If your website loads slowly, you're going to lose visitors. WordPress is notorious for being slow. The problem is so persistent that an industry has grown up around getting WordPress sites to run faster. There are a lot of reasons why a site may load slowly. Usually, caching is the culprit. In this case, caching refers to turning content into static pages for quick and easy retrieval. WordPress does almost no native caching. This means that user computers need to retrieve all that data from the server to load everything. One of Drupal's big selling points is its extensive caching options. Even a basic Drupal installation still does a significant amount of caching.

Website size

Having a lot of content on your site is a good thing. It makes your site attractive to search engines. Plus, it gives your site visitors plenty to see. The downside is that websites often get sluggish as content volume grows. For sites that remain static except for new blog posts or occasional service offering updates, it's not an issue. For sites that need to list thousands of inventory items, it turns into a problem fast. Since WordPress doesn't do caching, you can expect increased sluggishness anytime you add a lot of content. That's on top of any existing lag time in loading. Drupal handles large sites as well as it handles small sites. A big increase in content may mean a slight increase in load time.

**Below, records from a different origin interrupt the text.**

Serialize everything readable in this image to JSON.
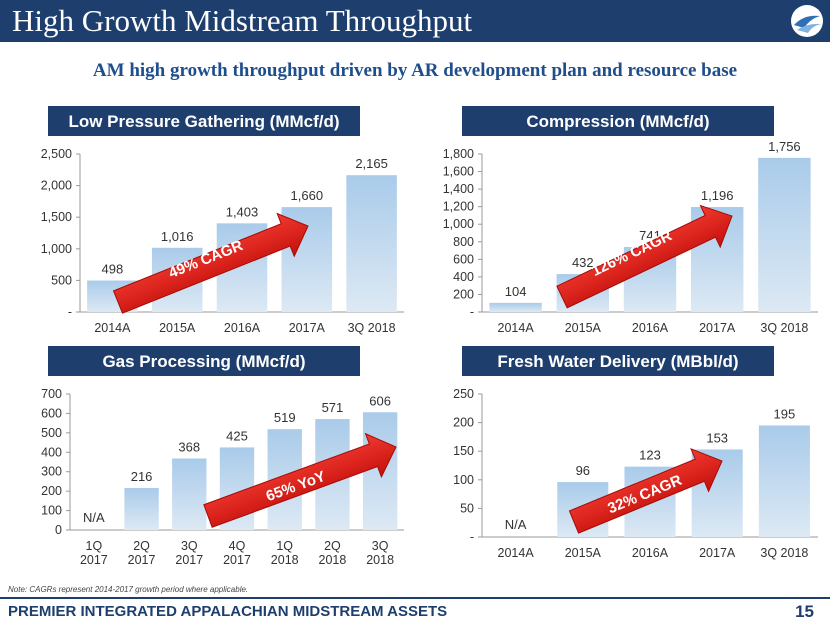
{
  "title": "High Growth Midstream Throughput",
  "subtitle": "AM high growth throughput driven by AR development plan and resource base",
  "note": "Note:  CAGRs represent 2014-2017 growth period where applicable.",
  "footer": "PREMIER INTEGRATED APPALACHIAN MIDSTREAM ASSETS",
  "page_number": "15",
  "colors": {
    "brand": "#1e3f6e",
    "bar": "#9ec2e4",
    "arrow": "#e8211c"
  },
  "chart_data": [
    {
      "type": "bar",
      "title": "Low Pressure Gathering (MMcf/d)",
      "categories": [
        [
          "2014A"
        ],
        [
          "2015A"
        ],
        [
          "2016A"
        ],
        [
          "2017A"
        ],
        [
          "3Q 2018"
        ]
      ],
      "values": [
        498,
        1016,
        1403,
        1660,
        2165
      ],
      "labels": [
        "498",
        "1,016",
        "1,403",
        "1,660",
        "2,165"
      ],
      "ylim": [
        0,
        2500
      ],
      "yticks": [
        "-",
        "500",
        "1,000",
        "1,500",
        "2,000",
        "2,500"
      ],
      "ytick_values": [
        0,
        500,
        1000,
        1500,
        2000,
        2500
      ],
      "annotation": "49% CAGR"
    },
    {
      "type": "bar",
      "title": "Compression (MMcf/d)",
      "categories": [
        [
          "2014A"
        ],
        [
          "2015A"
        ],
        [
          "2016A"
        ],
        [
          "2017A"
        ],
        [
          "3Q 2018"
        ]
      ],
      "values": [
        104,
        432,
        741,
        1196,
        1756
      ],
      "labels": [
        "104",
        "432",
        "741",
        "1,196",
        "1,756"
      ],
      "ylim": [
        0,
        1800
      ],
      "yticks": [
        "-",
        "200",
        "400",
        "600",
        "800",
        "1,000",
        "1,200",
        "1,400",
        "1,600",
        "1,800"
      ],
      "ytick_values": [
        0,
        200,
        400,
        600,
        800,
        1000,
        1200,
        1400,
        1600,
        1800
      ],
      "annotation": "126% CAGR"
    },
    {
      "type": "bar",
      "title": "Gas Processing (MMcf/d)",
      "categories": [
        [
          "1Q",
          "2017"
        ],
        [
          "2Q",
          "2017"
        ],
        [
          "3Q",
          "2017"
        ],
        [
          "4Q",
          "2017"
        ],
        [
          "1Q",
          "2018"
        ],
        [
          "2Q",
          "2018"
        ],
        [
          "3Q",
          "2018"
        ]
      ],
      "values": [
        0,
        216,
        368,
        425,
        519,
        571,
        606
      ],
      "labels": [
        "N/A",
        "216",
        "368",
        "425",
        "519",
        "571",
        "606"
      ],
      "ylim": [
        0,
        700
      ],
      "yticks": [
        "0",
        "100",
        "200",
        "300",
        "400",
        "500",
        "600",
        "700"
      ],
      "ytick_values": [
        0,
        100,
        200,
        300,
        400,
        500,
        600,
        700
      ],
      "annotation": "65% YoY"
    },
    {
      "type": "bar",
      "title": "Fresh Water Delivery (MBbl/d)",
      "categories": [
        [
          "2014A"
        ],
        [
          "2015A"
        ],
        [
          "2016A"
        ],
        [
          "2017A"
        ],
        [
          "3Q 2018"
        ]
      ],
      "values": [
        0,
        96,
        123,
        153,
        195
      ],
      "labels": [
        "N/A",
        "96",
        "123",
        "153",
        "195"
      ],
      "ylim": [
        0,
        250
      ],
      "yticks": [
        "-",
        "50",
        "100",
        "150",
        "200",
        "250"
      ],
      "ytick_values": [
        0,
        50,
        100,
        150,
        200,
        250
      ],
      "annotation": "32% CAGR"
    }
  ]
}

However, caching prevents any major increases in lag time.

User management

User management is a concern for anyone who needs to give multiple people access to the backend of a website. WordPress offers some basic user management options with roles that expose its blogging roots. A few of the roles are administrator, author, and subscriber. You have some control over permissions that limit activity in these roles. You can get more extensive control -- but only with plugins. Drupal offers extensive user management options. Instead of giving you a few pre-defined roles, you can make customised roles and permissions that fit your needs. Drupal's approach gives you much more control over who can do what to your content. In this area of the Drupal vs WordPress showdown, Drupal takes gold.

Fewer plugin issues

Like most web-based software, WordPress updates on a regular basis. As a general rule, these updates are a good thing. They fix bugs and patch security issues. As most WordPress users find out at some point, these updates routinely cause plugins to fail. Since plugins drive everything from SEO to analytics and forms, plugin failures can cripple your website. Drupal modules go through an extensive process to work out bugs and flaws before they're offered to everyone. This approach results in more modules that don't break with every minor update to Drupal's core code. On this front, Drupal wins by nose. Its modules are more stable, but not immune to failing after an update.

Closing thoughts

Don't get us wrong. WordPress is great for DIY blogging or small business websites. It's even decent at photo galleries. In a Drupal vs WordPress comparison, though, Drupal just offers more. It's speed, functionality and security are better. You also get substantially better customisation and its modules are more stable.